Panik bei Massenprotest
Setzte Vučić eine Schallkanone gegen sein Volk ein?
"Wir werden uns ändern müssen und vieles dazulernen", sagte Vučić am Samstagabend, nachdem der von Studenten einberufene Großprotest im Belgrader Stadtzentrum abrupt unterbrochen wurde. Laut dem regierungsunabhängigen Archiv der öffentlichen Kundgebungen hatten sich zwischen 275.000 und 325.000 oder "noch mehr" Anhänger der Studentenproteste in Belgrad versammelt.
Unterdessen werden die Vorwürfe immer lauter, die Polizei hätte eine Schallkanone gegen die Demonstrierenden verwendet.
Panikausbruch: Einsatz von Schallkanone?
Die Studenten erklärten ihre Kundgebung für beendet, nachdem kurz nach 19.00 Uhr unter einer größeren Demonstrantengruppe Panik ausgebrochen war. Wodurch diese ausgelöst wurde, konnte an Ort und Stelle nicht festgestellt wurde.

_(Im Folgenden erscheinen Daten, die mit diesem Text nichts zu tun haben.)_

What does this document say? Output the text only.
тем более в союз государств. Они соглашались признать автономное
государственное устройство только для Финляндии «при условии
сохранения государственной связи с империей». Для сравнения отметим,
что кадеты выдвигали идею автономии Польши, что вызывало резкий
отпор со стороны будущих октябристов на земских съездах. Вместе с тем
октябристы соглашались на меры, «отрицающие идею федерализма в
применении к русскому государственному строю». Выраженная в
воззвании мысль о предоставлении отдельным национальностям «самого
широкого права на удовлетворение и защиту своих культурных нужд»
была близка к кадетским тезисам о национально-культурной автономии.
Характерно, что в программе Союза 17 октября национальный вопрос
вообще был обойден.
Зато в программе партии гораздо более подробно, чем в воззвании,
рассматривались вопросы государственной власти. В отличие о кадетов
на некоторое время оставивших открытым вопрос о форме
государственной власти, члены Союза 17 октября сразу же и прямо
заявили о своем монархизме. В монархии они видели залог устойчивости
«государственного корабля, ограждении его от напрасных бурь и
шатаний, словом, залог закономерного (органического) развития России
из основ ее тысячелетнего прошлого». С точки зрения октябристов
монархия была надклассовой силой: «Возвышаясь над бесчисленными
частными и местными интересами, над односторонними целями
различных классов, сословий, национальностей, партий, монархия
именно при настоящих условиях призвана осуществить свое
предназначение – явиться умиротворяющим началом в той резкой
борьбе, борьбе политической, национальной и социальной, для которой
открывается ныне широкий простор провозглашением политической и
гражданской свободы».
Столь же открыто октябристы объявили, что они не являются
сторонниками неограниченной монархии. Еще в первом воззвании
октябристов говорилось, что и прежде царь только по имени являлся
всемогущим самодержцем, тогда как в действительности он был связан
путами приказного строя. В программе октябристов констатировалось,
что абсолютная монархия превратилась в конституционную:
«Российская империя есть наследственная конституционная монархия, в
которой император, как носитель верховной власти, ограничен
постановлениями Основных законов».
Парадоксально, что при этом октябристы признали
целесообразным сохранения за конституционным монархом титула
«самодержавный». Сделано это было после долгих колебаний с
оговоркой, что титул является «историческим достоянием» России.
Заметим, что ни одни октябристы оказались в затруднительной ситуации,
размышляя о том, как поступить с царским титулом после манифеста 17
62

Der Vorfall ereignete sich während einer Schweigeminute für die 15. Opfer von Novi Sad: Auf Aufnahmen ist zu sehen, wie die Menschen ein Geräusch hören und sich nach hinten umdrehen. Schließlich bricht unter der Masse Panik aus und sie weichen von der Straße. Kurz vor dem Ereignis sieht man auf den Aufnahmen Polizisten, die den Standort verlassen.
Zeugen berichteten serbischen Medien zufolge von einem plötzlichen schmerz- und angsterzeugenden Geräusch.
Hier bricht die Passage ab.